There are more problems within the DA’s Office than just the snitch scandal, Spitzer said.

Spitzer lists allegations that Rackauckas interfered with political corruption investigations, allowed his chief of staff to conduct campaign activities
and personal business using County time and resources, and hired an unauthorized private defense attorney to represent a Deputy DA in State Bar disciplinary hearings. (The attorney is facing disbarment for withholding exculpatory evidence in a child abuse case.)

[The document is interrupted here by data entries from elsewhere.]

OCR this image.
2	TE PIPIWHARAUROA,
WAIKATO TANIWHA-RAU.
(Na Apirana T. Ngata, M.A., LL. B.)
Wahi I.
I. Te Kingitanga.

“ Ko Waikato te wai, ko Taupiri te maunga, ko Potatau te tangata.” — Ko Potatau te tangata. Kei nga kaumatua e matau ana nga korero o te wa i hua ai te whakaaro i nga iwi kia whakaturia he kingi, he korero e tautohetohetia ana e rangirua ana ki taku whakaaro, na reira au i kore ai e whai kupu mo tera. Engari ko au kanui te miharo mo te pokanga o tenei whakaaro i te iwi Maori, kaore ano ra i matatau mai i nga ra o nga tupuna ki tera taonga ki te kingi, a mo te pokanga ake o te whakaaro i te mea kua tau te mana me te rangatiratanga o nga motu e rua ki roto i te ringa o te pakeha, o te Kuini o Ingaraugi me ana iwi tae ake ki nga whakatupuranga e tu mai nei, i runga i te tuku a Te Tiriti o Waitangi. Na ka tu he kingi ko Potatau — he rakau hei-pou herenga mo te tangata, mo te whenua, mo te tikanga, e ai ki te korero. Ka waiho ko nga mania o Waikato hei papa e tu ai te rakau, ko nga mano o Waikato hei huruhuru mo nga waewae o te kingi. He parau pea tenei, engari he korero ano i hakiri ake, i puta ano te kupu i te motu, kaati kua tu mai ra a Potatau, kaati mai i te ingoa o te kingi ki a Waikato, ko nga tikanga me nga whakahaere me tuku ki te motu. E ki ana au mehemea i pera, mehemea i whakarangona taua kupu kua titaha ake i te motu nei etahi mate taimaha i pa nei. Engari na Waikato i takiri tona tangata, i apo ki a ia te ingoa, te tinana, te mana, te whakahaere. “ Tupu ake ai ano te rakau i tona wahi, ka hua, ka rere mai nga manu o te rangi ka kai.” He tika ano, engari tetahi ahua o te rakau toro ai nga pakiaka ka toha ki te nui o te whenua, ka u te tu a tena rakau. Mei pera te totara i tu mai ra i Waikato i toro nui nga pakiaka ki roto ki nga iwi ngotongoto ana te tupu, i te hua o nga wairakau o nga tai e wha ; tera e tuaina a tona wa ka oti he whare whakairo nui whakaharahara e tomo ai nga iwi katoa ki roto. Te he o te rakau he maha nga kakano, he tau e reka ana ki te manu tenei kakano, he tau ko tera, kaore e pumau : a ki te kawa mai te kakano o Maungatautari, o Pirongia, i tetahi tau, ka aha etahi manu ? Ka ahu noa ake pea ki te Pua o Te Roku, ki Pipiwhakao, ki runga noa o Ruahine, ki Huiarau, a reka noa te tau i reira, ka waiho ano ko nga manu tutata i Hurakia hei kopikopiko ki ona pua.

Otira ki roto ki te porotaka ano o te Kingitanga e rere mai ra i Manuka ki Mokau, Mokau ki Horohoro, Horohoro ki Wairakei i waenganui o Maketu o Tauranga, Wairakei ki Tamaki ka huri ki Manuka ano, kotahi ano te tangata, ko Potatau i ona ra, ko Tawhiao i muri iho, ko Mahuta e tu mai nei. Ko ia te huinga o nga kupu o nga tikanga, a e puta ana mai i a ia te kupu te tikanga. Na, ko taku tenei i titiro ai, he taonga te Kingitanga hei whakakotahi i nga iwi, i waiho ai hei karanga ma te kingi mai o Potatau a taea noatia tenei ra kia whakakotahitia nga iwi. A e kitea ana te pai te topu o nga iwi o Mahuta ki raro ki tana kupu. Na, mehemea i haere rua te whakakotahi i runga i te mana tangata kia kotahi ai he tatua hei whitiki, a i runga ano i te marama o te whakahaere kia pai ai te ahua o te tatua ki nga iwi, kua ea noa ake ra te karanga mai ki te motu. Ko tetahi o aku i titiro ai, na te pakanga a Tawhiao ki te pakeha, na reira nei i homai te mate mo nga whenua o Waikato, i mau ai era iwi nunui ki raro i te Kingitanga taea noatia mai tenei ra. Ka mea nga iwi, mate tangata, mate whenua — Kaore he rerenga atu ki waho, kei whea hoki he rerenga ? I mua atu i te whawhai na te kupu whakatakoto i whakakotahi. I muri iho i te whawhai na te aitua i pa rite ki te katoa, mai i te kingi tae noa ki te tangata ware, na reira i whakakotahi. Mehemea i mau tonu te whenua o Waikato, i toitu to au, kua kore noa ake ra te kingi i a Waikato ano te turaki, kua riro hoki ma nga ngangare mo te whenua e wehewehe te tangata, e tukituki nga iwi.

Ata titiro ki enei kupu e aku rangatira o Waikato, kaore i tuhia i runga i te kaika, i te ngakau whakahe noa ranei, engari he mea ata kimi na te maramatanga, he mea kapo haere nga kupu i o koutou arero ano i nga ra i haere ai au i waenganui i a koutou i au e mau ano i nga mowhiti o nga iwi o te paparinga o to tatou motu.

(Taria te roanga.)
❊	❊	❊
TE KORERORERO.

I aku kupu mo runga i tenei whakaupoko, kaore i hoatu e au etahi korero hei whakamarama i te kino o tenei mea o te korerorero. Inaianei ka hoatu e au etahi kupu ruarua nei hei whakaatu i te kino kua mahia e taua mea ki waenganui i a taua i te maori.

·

The most recent allegation to surface involves a Deputy DA who reportedly failed to turn over exculpatory evidence in a first-degree murder case in 2006. The police report taken at the scene of the crime was destroyed and replaced with a new report that favored the prosecution. Moreover, the prosecutor withheld knowledge of the original report. On May 17, a Superior Court judge ruled that the defendant, who has been behind bars for 11 years, will be retried.

“The District Attorney’s actions have left the County, the courts, the judicial system, and the public no other course of action,” Supervisor Spitzer continued. “I am respectfully requesting that the U.S. Department of Justice expand the current investigation and employ all resources to restore order immediately and halt the continuing decay within our County judicial system.”

4 Comments

  • A couple of things:

    1. “The judge will also be considering whether the prosecutorial misconduct was so serious that the DA’s office should be punished by eliminating the death penalty as an option in the Dekraai case.”

    WHAT!!!

    Punish the DA by letting a convicted murderer off the hook?

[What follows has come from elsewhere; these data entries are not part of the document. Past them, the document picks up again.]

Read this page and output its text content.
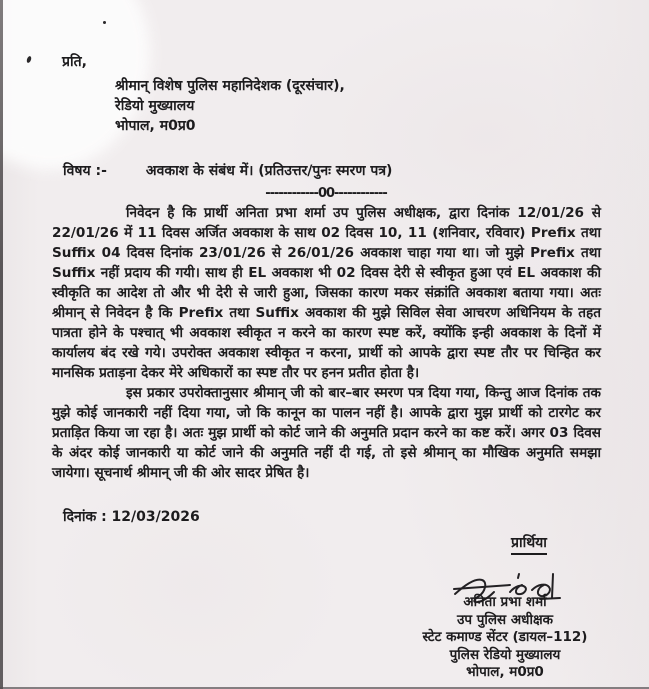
प्रति,
श्रीमान् विशेष पुलिस महानिदेशक (दूरसंचार),
रेडियो मुख्यालय
भोपाल, म0प्र0
विषय :-	अवकाश के संबंध में। (प्रतिउत्तर/पुनः स्मरण पत्र)
------------00------------

निवेदन है कि प्रार्थी अनिता प्रभा शर्मा उप पुलिस अधीक्षक, द्वारा दिनांक 12/01/26 से 22/01/26 में 11 दिवस अर्जित अवकाश के साथ 02 दिवस 10, 11 (शनिवार, रविवार) Prefix तथा Suffix 04 दिवस दिनांक 23/01/26 से 26/01/26 अवकाश चाहा गया था। जो मुझे Prefix तथा Suffix नहीं प्रदाय की गयी। साथ ही EL अवकाश भी 02 दिवस देरी से स्वीकृत हुआ एवं EL अवकाश की स्वीकृति का आदेश तो और भी देरी से जारी हुआ, जिसका कारण मकर संक्रांति अवकाश बताया गया। अतः श्रीमान् से निवेदन है कि Prefix तथा Suffix अवकाश की मुझे सिविल सेवा आचरण अधिनियम के तहत पात्रता होने के पश्चात् भी अवकाश स्वीकृत न करने का कारण स्पष्ट करें, क्योंकि इन्ही अवकाश के दिनों में कार्यालय बंद रखे गये। उपरोक्त अवकाश स्वीकृत न करना, प्रार्थी को आपके द्वारा स्पष्ट तौर पर चिन्हित कर मानसिक प्रताड़ना देकर मेरे अधिकारों का स्पष्ट तौर पर हनन प्रतीत होता है।

इस प्रकार उपरोक्तानुसार श्रीमान् जी को बार–बार स्मरण पत्र दिया गया, किन्तु आज दिनांक तक मुझे कोई जानकारी नहीं दिया गया, जो कि कानून का पालन नहीं है। आपके द्वारा मुझ प्रार्थी को टारगेट कर प्रताड़ित किया जा रहा है। अतः मुझ प्रार्थी को कोर्ट जाने की अनुमति प्रदान करने का कष्ट करें। अगर 03 दिवस के अंदर कोई जानकारी या कोर्ट जाने की अनुमति नहीं दी गई, तो इसे श्रीमान् का मौखिक अनुमति समझा जायेगा। सूचनार्थ श्रीमान् जी की ओर सादर प्रेषित है।

दिनांक : 12/03/2026
प्रार्थिया
अनिता प्रभा शर्मा
उप पुलिस अधीक्षक
स्टेट कमाण्ड सेंटर (डायल–112)
पुलिस रेडियो मुख्यालय
भोपाल, म0प्र0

    What, pray tell, kind of weird thinking is that?

    Is there a name for it?

    2. “Spitzer and Rackauckas have been in a feud since Rackauckas fired Spitzer in 2010.”

    There you have it.

    Spitzer is a disgruntled ex-employee resentful at being fired.

  • Now we know what happened to the L.A. County Jail informant testimony for prosecution program.
    It didn’t stop. It simply relocated to Orange County in the 90’s.

  • It should be noted that this particular story seems to be a part of a continuing series from Matt Ferner of the Huffington Post. If the WLA reader wants to keep up with this series he can do so simply by Googling “Matt Ferner/HuffPost.”